The first time he had gone to Damien House, he had gone to the front door. There was a sign there and a bell to push. It had seemed like the right approach. Now he went around to the back. There was a little garden there with a wrought-iron gate and a door that led to the kitchen. He let himself through the gate and stood on the kitchen steps.
It was only six o’clock in the evening, only December 6, but it was already full dark. It was darker than it might have been because of the clouds that covered the sky. The bad weather they’d been having all week was set to continue. There was a smell of snow in the air. There was a bite, too, just to let him know something was coming.

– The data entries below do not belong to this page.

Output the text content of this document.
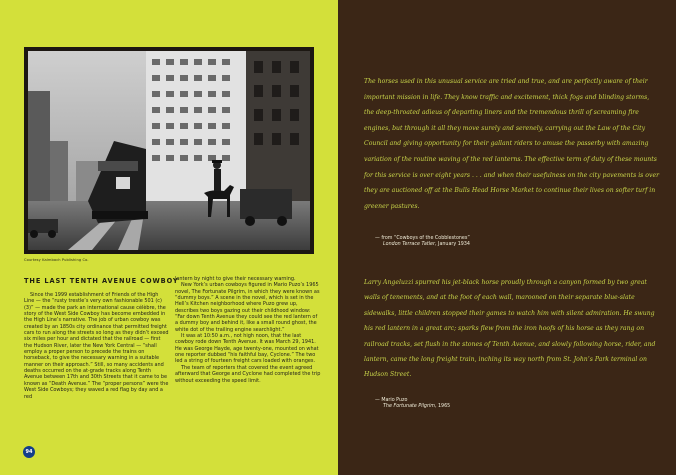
Courtesy Kalmbach Publishing Co.
THE LAST TENTH AVENUE COWBOY

Since the 1999 establishment of Friends of the High Line — the “rusty trestle’s very own fashionable 501 (c)(3)” — made the park an international cause célèbre, the story of the West Side Cowboy has become embedded in the High Line’s narrative. The job of urban cowboy was created by an 1850s city ordinance that permitted freight cars to run along the streets so long as they didn’t exceed six miles per hour and dictated that the railroad — first the Hudson River, later the New York Central — “shall employ a proper person to precede the trains on horseback, to give the necessary warning in a suitable manner on their approach.” Still, so many accidents and deaths occurred on the at-grade tracks along Tenth Avenue between 17th and 30th Streets that it came to be known as “Death Avenue.” The “proper persons” were the West Side Cowboys; they waved a red flag by day and a red

lantern by night to give their necessary warning.

New York’s urban cowboys figured in Mario Puzo’s 1965 novel, The Fortunate Pilgrim, in which they were known as “dummy boys.” A scene in the novel, which is set in the Hell’s Kitchen neighborhood where Puzo grew up, describes two boys gazing out their childhood window: “Far down Tenth Avenue they could see the red lantern of a dummy boy and behind it, like a small round ghost, the white dot of the trailing engine searchlight.”

It was at 10:50 a.m., not high noon, that the last cowboy rode down Tenth Avenue. It was March 29, 1941. He was George Hayde, age twenty-one, mounted on what one reporter dubbed “his faithful bay, Cyclone.” The two led a string of fourteen freight cars loaded with oranges.

The team of reporters that covered the event agreed afterward that George and Cyclone had completed the trip without exceeding the speed limit.

94

The horses used in this unusual service are tried and true, and are perfectly aware of their important mission in life. They know traffic and excitement, thick fogs and blinding storms, the deep-throated adieus of departing liners and the tremendous thrill of screaming fire engines, but through it all they move surely and serenely, carrying out the Law of the City Council and giving opportunity for their gallant riders to amuse the passerby with amazing variation of the routine waving of the red lanterns. The effective term of duty of these mounts for this service is over eight years . . . and when their usefulness on the city pavements is over they are auctioned off at the Bulls Head Horse Market to continue their lives on softer turf in greener pastures.

— from “Cowboys of the Cobblestones”
London Terrace Tatler, January 1934

Larry Angeluzzi spurred his jet-black horse proudly through a canyon formed by two great walls of tenements, and at the foot of each wall, marooned on their separate blue-slate sidewalks, little children stopped their games to watch him with silent admiration. He swung his red lantern in a great arc; sparks flew from the iron hoofs of his horse as they rang on railroad tracks, set flush in the stones of Tenth Avenue, and slowly following horse, rider, and lantern, came the long freight train, inching its way north from St. John’s Park terminal on Hudson Street.

— Mario Puzo
The Fortunate Pilgrim, 1965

All the buildings for blocks around were deserted. The only light came from the bulb above his head, screwed into the outer wall above the kitchen door and protected by a net of plastic-covered wire. He thought about using his key and decided against it. He could hear her moving around in the kitchen, moving slowly as she always did when she didn’t have much to do. It was Friday night. Most of the rest of them would have had their dinner at a pizza parlor up on Chapel Street and gone on to Saint Bartholomew’s for a dance.